Re: [GIT PULL] Zstd fixes for v6.7

From: Nick Terrell
Date: Wed Nov 15 2023 - 17:54:07 EST




> On Nov 14, 2023, at 8:31 PM, Linus Torvalds <torvalds@xxxxxxxxxxxxxxxxxxxx> wrote:
>
> On Tue, 14 Nov 2023 at 17:17, Nick Terrell <terrelln@xxxxxxxx> wrote:
>>
>> Only a single line change to fix a benign UBSAN warning that has been
>> baking in linux-next for a month. I just missed the merge window, but I
>> think it is worthwhile to include this fix in the v6.7 kernel. If you
>> would like me to wait for v6.8 please let me know.
>
> Hmm. You claim it's been in linux-next for a month, but why the hell
> was it then rebased *minutes* before you sent the pull request?
>
> That's really not ok. Rebasing literally removes the test coverage you
> had. What possible reason was there for rebasing? And why didn't you
> mention it?
>
> So stop doing these dodgy things.

I’m sorry, I will do better. Thanks for taking the time to point out my
mistakes.

> I have pulled this, but despite this being a "trivial" one-liner, I
> think there is a bug in there somewhere.
>
> In particular, we *used* to have
>
> typedef struct {
> short ncount[FSE_MAX_SYMBOL_VALUE + 1];
> FSE_DTable dtable[1]; /* Dynamically sized */
> } FSE_DecompressWksp;
>
> and in FSE_decompress_wksp_body() we have
>
> FSE_DecompressWksp* const wksp = (FSE_DecompressWksp*)workSpace;
> ...
> if (wkspSize < sizeof(*wksp)) return ERROR(GENERIC);
> ...
> wkspSize -= sizeof(*wksp) + FSE_DTABLE_SIZE(tableLog);
>
> and note that "sizeof(*wksp)".
>
> Because it has *changed* with that one-liner fix, since now we have an
> unsized array there:
>
> typedef struct {
> short ncount[FSE_MAX_SYMBOL_VALUE + 1];
> FSE_DTable dtable[]; /* Dynamically sized */
> } FSE_DecompressWksp;
>
> so while the logic actually looks better to me with the change (no
> more off-by-one errors), the fact that it used to work with what looks
> like an off-by-one error in the sizeof() calculation just makes me go
> "Hmm".
>
> In particular, that
>
> wkspSize -= sizeof(*wksp) + FSE_DTABLE_SIZE(tableLog);
>
> seems to have removed too much from the wkspSize variable, but it
> still ended up not triggering any limit checks. Hmm?
>
> End result: this may be a one-liner change, but honestly, I think it
> was done HORRIBLY BADLY. That one-liner has serious implications and
> just a trivial check of mine seems to say this code is or was seriosly
> buggy exactlky when it comes to that one-liner.
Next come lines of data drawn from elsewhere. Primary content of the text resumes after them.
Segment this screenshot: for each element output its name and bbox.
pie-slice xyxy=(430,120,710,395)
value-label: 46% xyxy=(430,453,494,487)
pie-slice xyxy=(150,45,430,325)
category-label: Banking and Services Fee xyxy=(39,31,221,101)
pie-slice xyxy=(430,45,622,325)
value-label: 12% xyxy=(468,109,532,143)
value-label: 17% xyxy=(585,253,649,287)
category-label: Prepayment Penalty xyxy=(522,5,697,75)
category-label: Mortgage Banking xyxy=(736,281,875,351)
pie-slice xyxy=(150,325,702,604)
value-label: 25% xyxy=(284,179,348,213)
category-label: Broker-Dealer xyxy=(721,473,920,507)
You’re right, the code previously had an off-by-one error where it consumed
4 bytes too much of the `wkspSize`. This workspace is a shared buffer that
is sized to accommodate the largest use of it, which is not this function.
So there was enough slack that the extra 4 bytes wasn’t noticed.

But I absolutely should’ve mentioned why it is safe in the commit message.

> And no, rebasing minutes before sending a pull request is not ok.
>
> Linus